The task force conducted five regional hearings throughout 2013; performed a 50-state survey; and cited empirical and statistical evidence gleaned from four different studies conducted around the country.

Task force member David Harris, a professor of law at the University of Pittsburgh School of Law, pointed to a 2012 Texas A&M study by Mark Hoesktra and Cheng Cheng which found that in states that had enacted a stand-your-ground law, homicides actually increased by eight percent.

“Eight percent!” said David Harris. “Could you imagine if your city’s homicide rate went up by 8 percent?”
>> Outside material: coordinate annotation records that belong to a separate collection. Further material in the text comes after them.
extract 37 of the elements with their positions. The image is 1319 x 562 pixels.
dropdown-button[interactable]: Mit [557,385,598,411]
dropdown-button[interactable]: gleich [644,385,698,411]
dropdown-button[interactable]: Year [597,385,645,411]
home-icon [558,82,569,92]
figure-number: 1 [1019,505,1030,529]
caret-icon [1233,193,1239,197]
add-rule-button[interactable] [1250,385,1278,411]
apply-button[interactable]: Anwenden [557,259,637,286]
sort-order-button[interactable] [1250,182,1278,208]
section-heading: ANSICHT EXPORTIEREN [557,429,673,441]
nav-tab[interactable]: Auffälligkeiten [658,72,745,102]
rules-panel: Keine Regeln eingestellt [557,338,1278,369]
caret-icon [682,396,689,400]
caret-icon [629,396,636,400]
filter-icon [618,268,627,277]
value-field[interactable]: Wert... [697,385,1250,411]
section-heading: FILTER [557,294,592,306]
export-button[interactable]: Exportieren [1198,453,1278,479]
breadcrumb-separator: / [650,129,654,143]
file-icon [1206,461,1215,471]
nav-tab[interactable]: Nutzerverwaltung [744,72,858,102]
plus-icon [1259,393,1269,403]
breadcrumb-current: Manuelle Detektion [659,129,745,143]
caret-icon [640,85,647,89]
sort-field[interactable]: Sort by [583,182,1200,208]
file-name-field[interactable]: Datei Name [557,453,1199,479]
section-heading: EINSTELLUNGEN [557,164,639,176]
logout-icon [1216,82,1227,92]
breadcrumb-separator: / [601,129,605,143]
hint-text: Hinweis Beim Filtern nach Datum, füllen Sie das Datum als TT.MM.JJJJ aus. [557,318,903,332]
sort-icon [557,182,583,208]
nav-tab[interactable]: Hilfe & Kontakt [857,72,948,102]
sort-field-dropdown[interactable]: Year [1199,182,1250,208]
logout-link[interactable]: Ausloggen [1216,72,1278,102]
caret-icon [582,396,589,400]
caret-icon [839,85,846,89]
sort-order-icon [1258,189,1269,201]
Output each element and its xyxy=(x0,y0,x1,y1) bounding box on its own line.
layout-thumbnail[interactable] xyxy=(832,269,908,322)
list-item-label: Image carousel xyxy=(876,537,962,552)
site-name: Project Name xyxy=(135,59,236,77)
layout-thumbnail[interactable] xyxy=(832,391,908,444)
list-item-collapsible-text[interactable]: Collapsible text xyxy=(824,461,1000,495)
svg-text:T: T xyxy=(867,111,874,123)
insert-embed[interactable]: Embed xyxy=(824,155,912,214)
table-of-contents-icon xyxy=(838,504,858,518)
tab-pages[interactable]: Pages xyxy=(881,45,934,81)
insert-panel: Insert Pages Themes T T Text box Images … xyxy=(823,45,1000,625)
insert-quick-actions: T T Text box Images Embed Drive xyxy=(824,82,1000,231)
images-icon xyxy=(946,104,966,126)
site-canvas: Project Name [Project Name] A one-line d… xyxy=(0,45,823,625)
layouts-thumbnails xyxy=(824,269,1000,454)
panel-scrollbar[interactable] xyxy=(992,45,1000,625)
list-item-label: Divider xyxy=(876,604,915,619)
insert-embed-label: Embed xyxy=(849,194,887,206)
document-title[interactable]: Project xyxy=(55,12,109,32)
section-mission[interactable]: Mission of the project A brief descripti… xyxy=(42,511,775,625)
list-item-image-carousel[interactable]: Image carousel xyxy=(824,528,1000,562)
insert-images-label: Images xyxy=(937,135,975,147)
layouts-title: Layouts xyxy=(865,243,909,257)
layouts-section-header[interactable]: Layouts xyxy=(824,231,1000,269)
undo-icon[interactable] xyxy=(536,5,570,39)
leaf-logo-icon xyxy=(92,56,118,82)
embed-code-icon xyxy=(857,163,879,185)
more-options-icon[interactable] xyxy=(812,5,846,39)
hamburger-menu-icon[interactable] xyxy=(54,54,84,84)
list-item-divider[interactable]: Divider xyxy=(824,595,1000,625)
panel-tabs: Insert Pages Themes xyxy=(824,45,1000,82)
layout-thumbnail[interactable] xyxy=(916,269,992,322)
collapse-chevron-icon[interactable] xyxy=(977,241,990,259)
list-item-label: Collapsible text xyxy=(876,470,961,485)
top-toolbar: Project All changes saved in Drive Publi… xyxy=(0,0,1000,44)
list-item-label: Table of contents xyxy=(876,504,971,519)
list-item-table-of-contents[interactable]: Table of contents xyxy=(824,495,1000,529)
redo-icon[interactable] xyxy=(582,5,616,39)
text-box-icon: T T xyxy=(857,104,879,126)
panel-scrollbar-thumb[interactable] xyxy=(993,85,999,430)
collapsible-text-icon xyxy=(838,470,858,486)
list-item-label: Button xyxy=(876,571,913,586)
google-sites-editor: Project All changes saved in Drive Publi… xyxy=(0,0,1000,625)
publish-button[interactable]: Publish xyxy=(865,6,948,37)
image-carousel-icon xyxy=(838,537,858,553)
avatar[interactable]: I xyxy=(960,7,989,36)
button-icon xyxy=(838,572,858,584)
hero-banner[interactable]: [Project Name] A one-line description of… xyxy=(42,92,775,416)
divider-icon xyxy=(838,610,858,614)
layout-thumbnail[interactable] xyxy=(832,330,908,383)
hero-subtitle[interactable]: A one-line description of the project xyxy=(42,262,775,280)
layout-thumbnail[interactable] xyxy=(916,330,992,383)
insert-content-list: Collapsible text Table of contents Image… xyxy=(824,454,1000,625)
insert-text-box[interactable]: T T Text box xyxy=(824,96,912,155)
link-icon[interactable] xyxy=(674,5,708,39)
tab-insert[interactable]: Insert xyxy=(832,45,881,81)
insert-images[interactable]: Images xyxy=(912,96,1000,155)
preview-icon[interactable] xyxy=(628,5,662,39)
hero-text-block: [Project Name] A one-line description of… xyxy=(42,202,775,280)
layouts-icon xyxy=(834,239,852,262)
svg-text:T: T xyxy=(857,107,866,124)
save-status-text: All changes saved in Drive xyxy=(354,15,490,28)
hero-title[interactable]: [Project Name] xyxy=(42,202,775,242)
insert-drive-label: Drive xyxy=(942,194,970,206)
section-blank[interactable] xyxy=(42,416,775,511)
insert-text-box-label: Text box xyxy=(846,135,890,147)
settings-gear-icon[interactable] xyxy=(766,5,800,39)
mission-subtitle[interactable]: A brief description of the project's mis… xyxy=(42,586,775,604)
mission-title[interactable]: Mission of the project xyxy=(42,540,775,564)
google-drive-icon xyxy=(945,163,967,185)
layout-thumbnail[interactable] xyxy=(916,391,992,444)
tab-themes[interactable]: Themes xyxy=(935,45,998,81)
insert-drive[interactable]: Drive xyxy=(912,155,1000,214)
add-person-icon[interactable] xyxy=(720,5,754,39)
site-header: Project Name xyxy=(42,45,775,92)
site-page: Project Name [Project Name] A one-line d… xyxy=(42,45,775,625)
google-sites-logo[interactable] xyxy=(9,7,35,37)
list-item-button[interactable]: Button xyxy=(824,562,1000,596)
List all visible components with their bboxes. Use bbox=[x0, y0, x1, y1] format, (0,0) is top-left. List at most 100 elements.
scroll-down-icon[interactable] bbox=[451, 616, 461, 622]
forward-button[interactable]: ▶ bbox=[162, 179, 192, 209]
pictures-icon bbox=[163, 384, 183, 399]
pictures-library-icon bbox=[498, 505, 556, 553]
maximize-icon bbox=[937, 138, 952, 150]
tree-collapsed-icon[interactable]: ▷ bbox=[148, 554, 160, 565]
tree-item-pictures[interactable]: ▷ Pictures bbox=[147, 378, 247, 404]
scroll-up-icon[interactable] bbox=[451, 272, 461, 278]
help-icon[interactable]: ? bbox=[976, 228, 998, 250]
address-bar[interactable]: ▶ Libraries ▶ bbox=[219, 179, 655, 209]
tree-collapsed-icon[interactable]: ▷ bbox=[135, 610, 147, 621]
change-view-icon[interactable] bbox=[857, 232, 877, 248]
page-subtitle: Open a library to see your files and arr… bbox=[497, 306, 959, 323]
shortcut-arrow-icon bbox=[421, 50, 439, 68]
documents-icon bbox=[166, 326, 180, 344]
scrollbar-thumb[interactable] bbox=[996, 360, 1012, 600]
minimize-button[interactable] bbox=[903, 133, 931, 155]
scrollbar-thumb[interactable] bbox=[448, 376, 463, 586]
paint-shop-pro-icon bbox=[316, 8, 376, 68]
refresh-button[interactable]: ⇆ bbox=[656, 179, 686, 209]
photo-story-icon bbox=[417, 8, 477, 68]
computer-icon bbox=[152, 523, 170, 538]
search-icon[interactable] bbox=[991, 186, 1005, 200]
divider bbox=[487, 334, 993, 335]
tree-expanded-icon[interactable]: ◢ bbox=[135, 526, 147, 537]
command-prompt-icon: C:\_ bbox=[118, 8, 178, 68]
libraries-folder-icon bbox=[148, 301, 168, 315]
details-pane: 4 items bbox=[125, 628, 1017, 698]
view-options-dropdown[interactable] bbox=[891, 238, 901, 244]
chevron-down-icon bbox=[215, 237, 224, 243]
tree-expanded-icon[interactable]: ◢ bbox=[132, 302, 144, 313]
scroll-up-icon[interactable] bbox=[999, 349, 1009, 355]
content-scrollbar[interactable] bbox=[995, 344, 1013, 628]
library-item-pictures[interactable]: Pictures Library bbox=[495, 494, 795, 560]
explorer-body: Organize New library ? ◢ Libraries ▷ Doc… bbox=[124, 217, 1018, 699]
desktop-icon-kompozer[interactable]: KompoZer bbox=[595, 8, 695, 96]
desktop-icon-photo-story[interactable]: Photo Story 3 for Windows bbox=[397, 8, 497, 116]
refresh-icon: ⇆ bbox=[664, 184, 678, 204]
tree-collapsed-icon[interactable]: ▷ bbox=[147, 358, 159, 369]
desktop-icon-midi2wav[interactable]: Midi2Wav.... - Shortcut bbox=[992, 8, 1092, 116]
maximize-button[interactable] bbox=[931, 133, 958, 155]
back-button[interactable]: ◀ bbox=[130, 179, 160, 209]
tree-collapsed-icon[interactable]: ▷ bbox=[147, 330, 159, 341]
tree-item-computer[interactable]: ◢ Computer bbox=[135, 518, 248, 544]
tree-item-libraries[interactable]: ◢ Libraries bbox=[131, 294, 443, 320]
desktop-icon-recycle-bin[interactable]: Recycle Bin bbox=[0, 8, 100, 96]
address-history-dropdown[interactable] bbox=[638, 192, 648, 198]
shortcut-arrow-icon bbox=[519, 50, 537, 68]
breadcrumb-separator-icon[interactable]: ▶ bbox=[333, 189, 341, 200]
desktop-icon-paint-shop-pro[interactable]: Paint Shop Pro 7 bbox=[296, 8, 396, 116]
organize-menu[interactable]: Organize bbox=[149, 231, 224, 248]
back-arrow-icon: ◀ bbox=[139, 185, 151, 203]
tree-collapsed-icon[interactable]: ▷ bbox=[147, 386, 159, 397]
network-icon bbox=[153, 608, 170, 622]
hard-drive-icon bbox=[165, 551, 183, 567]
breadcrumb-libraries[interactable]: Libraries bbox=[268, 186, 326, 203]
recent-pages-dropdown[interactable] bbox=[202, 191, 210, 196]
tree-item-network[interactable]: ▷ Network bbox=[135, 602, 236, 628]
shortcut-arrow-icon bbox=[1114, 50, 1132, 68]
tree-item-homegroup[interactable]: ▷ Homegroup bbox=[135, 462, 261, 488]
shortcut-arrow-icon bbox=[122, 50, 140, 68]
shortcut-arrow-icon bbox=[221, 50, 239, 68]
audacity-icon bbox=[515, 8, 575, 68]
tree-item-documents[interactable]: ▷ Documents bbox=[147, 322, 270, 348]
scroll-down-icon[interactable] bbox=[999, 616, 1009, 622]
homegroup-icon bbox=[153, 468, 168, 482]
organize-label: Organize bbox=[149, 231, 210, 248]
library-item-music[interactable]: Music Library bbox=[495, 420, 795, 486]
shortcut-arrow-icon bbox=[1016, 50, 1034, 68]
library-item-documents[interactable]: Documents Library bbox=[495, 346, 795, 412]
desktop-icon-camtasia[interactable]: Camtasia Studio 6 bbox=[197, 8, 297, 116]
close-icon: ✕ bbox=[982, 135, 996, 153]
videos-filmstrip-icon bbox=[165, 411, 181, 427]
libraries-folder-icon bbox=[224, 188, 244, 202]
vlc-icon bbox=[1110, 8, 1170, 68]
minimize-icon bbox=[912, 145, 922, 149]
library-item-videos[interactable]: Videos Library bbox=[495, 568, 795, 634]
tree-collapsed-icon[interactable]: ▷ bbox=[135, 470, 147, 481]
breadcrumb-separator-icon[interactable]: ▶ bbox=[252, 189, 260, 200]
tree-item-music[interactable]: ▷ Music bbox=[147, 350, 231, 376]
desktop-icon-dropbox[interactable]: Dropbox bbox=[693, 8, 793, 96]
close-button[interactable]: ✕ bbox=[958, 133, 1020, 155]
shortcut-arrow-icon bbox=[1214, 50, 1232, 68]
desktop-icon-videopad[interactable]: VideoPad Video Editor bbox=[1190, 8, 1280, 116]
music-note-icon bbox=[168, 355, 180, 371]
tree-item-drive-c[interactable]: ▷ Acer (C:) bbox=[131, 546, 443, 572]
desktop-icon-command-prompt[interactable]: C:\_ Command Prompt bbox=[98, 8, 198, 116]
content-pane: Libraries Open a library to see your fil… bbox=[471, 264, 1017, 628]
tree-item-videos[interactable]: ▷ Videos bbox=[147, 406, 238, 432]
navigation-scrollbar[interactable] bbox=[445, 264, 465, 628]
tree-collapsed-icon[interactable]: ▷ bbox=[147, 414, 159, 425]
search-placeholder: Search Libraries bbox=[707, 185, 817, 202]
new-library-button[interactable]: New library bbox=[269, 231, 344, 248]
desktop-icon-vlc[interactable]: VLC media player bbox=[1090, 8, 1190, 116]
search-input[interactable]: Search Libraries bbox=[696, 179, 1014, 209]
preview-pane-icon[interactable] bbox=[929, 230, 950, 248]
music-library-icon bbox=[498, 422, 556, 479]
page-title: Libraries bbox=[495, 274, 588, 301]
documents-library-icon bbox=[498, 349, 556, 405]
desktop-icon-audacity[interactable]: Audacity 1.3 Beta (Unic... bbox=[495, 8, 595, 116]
States that had stand-your-ground laws also often applied them inconsistently, according to their findings. Task force member Joshu Harris, an assistant district attorney at the Norfolk County District Attorney’s Office, cited numerous cases where individuals not only stood their ground but actively pursued and shot other individuals, even if there was no threat of imminent harm. “Prosecutors and victim rights advocates in our hearings confirmed the assertion that most [people who were killed in stand-your-ground cases] were unarmed,” said Joshu Harris.

Stand-your-ground laws vary greatly among states, and the task force found that police officers and prosecutors uniformly expressed confusion over how to enforce these laws. Harris noted that some laws define “imminent threat” differently from others, while some states have different rules and requirements depending on where the altercation took place. Another task force member, Joseph J. Vince, a former officer in the U.S. Bureau of Alcohol, Tobacco, Firearms and Explosives, stated that there was widespread opposition from law enforcement personnel towards stand-your-ground laws.

“Instead of encouraging peaceful resolution through the rule of law, stand-your-ground laws encourage violent actions,” said Vince. “They place police officers at risk and give criminals an automatic defense.”

Racial bias was also front and center. For instance, the task force found that stand-your-ground laws carried an inherent bias against certain racial minorities due to cultural stereotypes about those groups being more threatening or violent. The task force found that in instances where a white shooter kills a black victim, that homicide was 350 percent more likely to be ruled as justified than if a white shooter killed a white person.

“Implicit racial bias is something everyone has,” said David Harris. “The criminal justice system does not account for implicit bias because it’s a newer concept than what we’ve been dealing with in the past. If we’re going to have stand-your-ground laws, then training would make a big difference.”

One thing the task force is calling for is additional research, including “a comprehensive study combining both the quantitative analysis and qualitative legal analysis of Stand Your Ground statutes.” Their preliminary report says they found “a substantial gap in the empirical research designed to measure the impact of Stand Your Ground laws on violent crimes, particularly violence linked to the use of firearms.”

According to Buchanan, the preliminary report will be made available for public comments. Buchanan said that she hopes to submit the report, as well as the task force’s proposed solutions, to the ABA House of Delegates during the 2015 ABA Midyear Meeting.